John Hannah D.D., called the elder (1792–1867) was an English Wesleyan Methodist minister.

==Life==
Born at Lincoln on 3 November 1792, he was the third son of a coal-dealer. His parents were Wesleyan Methodists in Lincoln. He received his early education from local teachers, mainly from the Rev. W. Gray, a senior vicar of the cathedral: he knew the classics, and studied French, mathematics, and Hebrew.

Hannah helped his father in his trade, and at an early age became a Wesleyan preacher in villages around Lincoln, preaching his first sermon at Waddington. He expressed an interest during 1813 in Thomas Coke's mission to India, though the anticipated vacancy did not occur. In 1814 he was received into the Wesleyan ministry.
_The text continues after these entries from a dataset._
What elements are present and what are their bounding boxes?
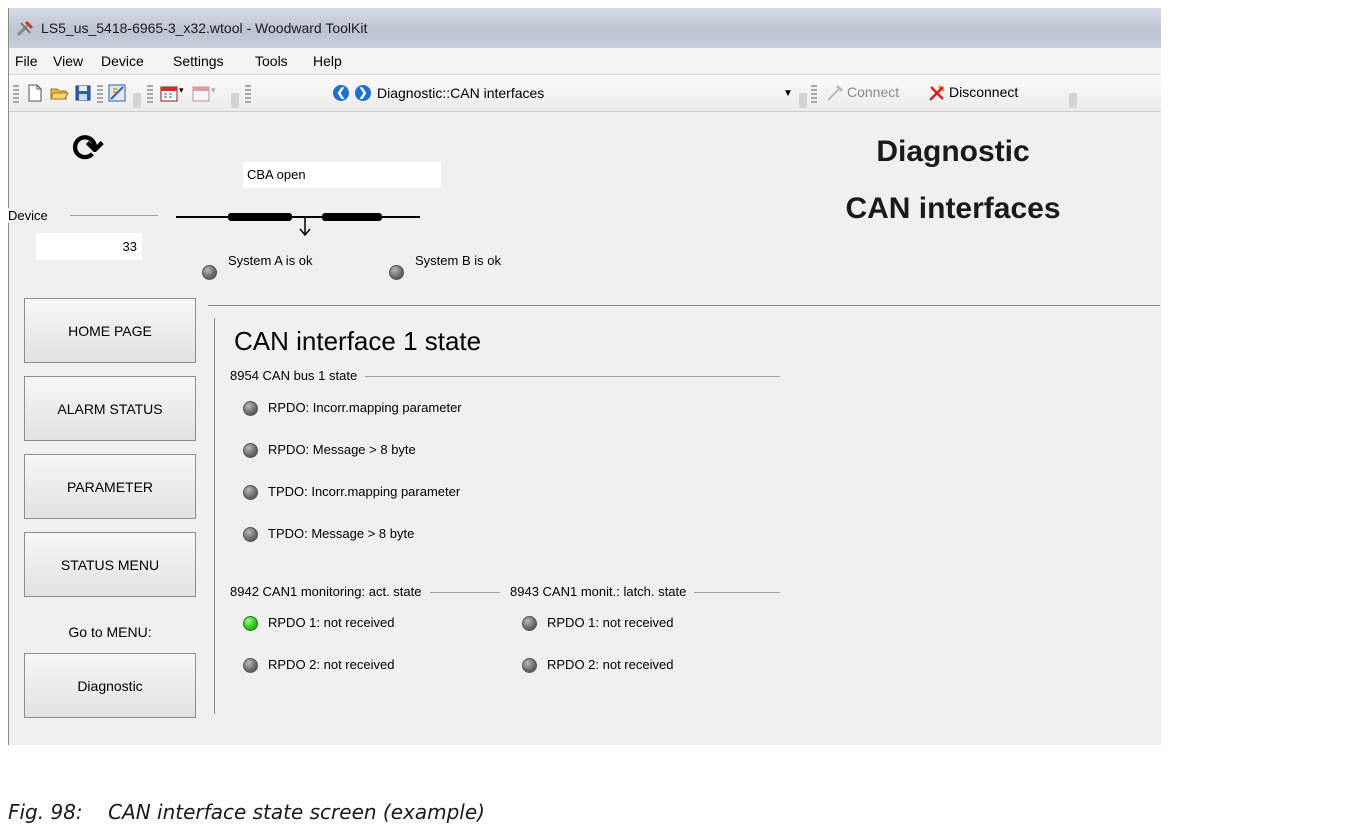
menu-settings[interactable]: Settings [173,53,224,69]
section-title: CAN interface 1 state [234,326,482,356]
act-group-label: 8942 CAN1 monitoring: act. state [230,584,430,599]
toolbar-grip [13,85,19,105]
new-file-icon[interactable] [25,83,45,103]
bus-item-label: RPDO: Message > 8 byte [268,442,416,457]
bus-item-led [243,443,258,458]
disconnect-button[interactable]: Disconnect [949,84,1018,100]
bus-item-label: TPDO: Message > 8 byte [268,526,415,541]
title-bar: LS5_us_5418-6965-3_x32.wtool - Woodward … [9,8,1161,48]
toolbar-grip [147,85,153,105]
act-item-led [243,616,258,631]
device-number-field: 33 [36,233,142,260]
connect-button[interactable]: Connect [847,84,899,100]
latch-group-label: 8943 CAN1 monit.: latch. state [510,584,695,599]
menu-tools[interactable]: Tools [255,53,288,69]
latch-item-led [522,658,537,673]
chevron-down-icon[interactable]: ▾ [179,85,189,105]
page-title-line2: CAN interfaces [845,192,1061,225]
toolbar-end-grip [133,93,141,108]
toolkit-app-icon [16,20,34,37]
bus-item-led [243,401,258,416]
system-a-label: System A is ok [228,253,313,268]
chevron-down-icon: ▾ [211,85,216,95]
menu-view[interactable]: View [53,53,83,69]
toolbar-separator [97,85,103,105]
system-b-label: System B is ok [415,253,501,268]
window-title: LS5_us_5418-6965-3_x32.wtool - Woodward … [41,20,368,36]
connect-icon [827,84,844,101]
latch-item-led [522,616,537,631]
home-page-button[interactable]: HOME PAGE [24,298,196,363]
menu-device[interactable]: Device [101,53,144,69]
menu-help[interactable]: Help [313,53,342,69]
bus-item-label: TPDO: Incorr.mapping parameter [268,484,461,499]
act-item-label: RPDO 1: not received [268,615,395,630]
open-folder-icon[interactable] [49,83,69,103]
device-group-line [70,215,158,216]
diagnostic-button[interactable]: Diagnostic [24,653,196,718]
goto-menu-label: Go to MENU: [68,624,152,640]
status-menu-button[interactable]: STATUS MENU [24,532,196,597]
menu-bar: File View Device Settings Tools Help [9,48,1161,75]
bus-item-led [243,527,258,542]
breaker-diagram-icon [176,213,420,237]
calendar-disabled-icon [192,86,210,102]
menu-file[interactable]: File [15,53,38,69]
alarm-status-button[interactable]: ALARM STATUS [24,376,196,441]
header-divider [208,305,1160,306]
latch-item-label: RPDO 1: not received [547,615,674,630]
toolbar: ▾ ▾ ❮ ❯ Diagnostic::CAN interfaces ▼ Con… [9,75,1161,112]
address-dropdown-icon[interactable]: ▼ [783,88,793,99]
figure-caption: Fig. 98: CAN interface state screen (exa… [8,800,485,824]
toolbar-end-grip [799,93,807,108]
cb-status-field: CBA open [243,162,441,188]
bus-item-led [243,485,258,500]
refresh-icon[interactable]: ⟳ [72,130,104,168]
wizard-icon[interactable] [107,83,127,103]
system-a-led [202,265,217,280]
calendar-icon[interactable] [159,83,179,103]
toolbar-grip [245,85,251,105]
page-title-line1: Diagnostic [876,135,1030,168]
disconnect-icon [929,84,946,101]
address-combo[interactable]: Diagnostic::CAN interfaces [377,85,797,103]
parameter-button[interactable]: PARAMETER [24,454,196,519]
toolbar-grip [811,85,817,105]
save-icon[interactable] [73,83,93,103]
forward-arrow-icon[interactable]: ❯ [355,85,371,101]
system-b-led [389,265,404,280]
act-item-led [243,658,258,673]
device-label: Device [8,208,52,223]
back-arrow-icon[interactable]: ❮ [333,85,349,101]
bus-item-label: RPDO: Incorr.mapping parameter [268,400,462,415]
toolbar-end-grip [1069,93,1077,108]
sidebar-divider [214,318,215,714]
act-item-label: RPDO 2: not received [268,657,395,672]
bus-group-label: 8954 CAN bus 1 state [230,368,366,383]
latch-item-label: RPDO 2: not received [547,657,674,672]
toolbar-end-grip [231,93,239,108]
In 1824 Hannah was sent to America to a Wesleyan conference. He was in 1834 appointed tutor of the Wesleyan Theological Institution, at Hoxton and then at Stoke Newington. From 1840 to 1842 and from 1854 to 1858 he was secretary, and in 1842 and again in 1851 president of the Wesleyan conference. In 1843 he was appointed to the theological tutorship of the northern branch of the Institution for training ministers, at Didsbury in Yorkshire, which he held till within a few months of his death.

In 1856 Hannah crossed the Atlantic a second time, accompanied by Frederick James Jobson, as the representative of English Methodism to Methodists of the United States. For many years before his death he was chairman of the district of the Methodist connexion of the Manchester area. He died at Didsbury on Sunday, 29 December 1867, shortly after resigning his tutorship.

==Works==
Hannah published, with memorial sermons and short tracts:

- Memoirs of the Rev. D. Stowe, 1828.
- Memoirs of the Rev. T. Lessey, 1842.
- Documents relating to the Dissolution of the Union between the British and Canadian Conferences; with an Appendix, 1841.
- Ministerial Training an Inaugural Address at Didsbury, 1860.
- Infant Baptism scriptural, and Immersion unnecessary; with an Appendix on Re-baptising, 1866.
- Introductory Lectures on the Study of Christian Theology, London, no date.

==Family==
In 1817 Hannah married Jane Capavor, by whom he had eight children, of whom only one survived him, John Hannah, the younger, vicar of Brighton.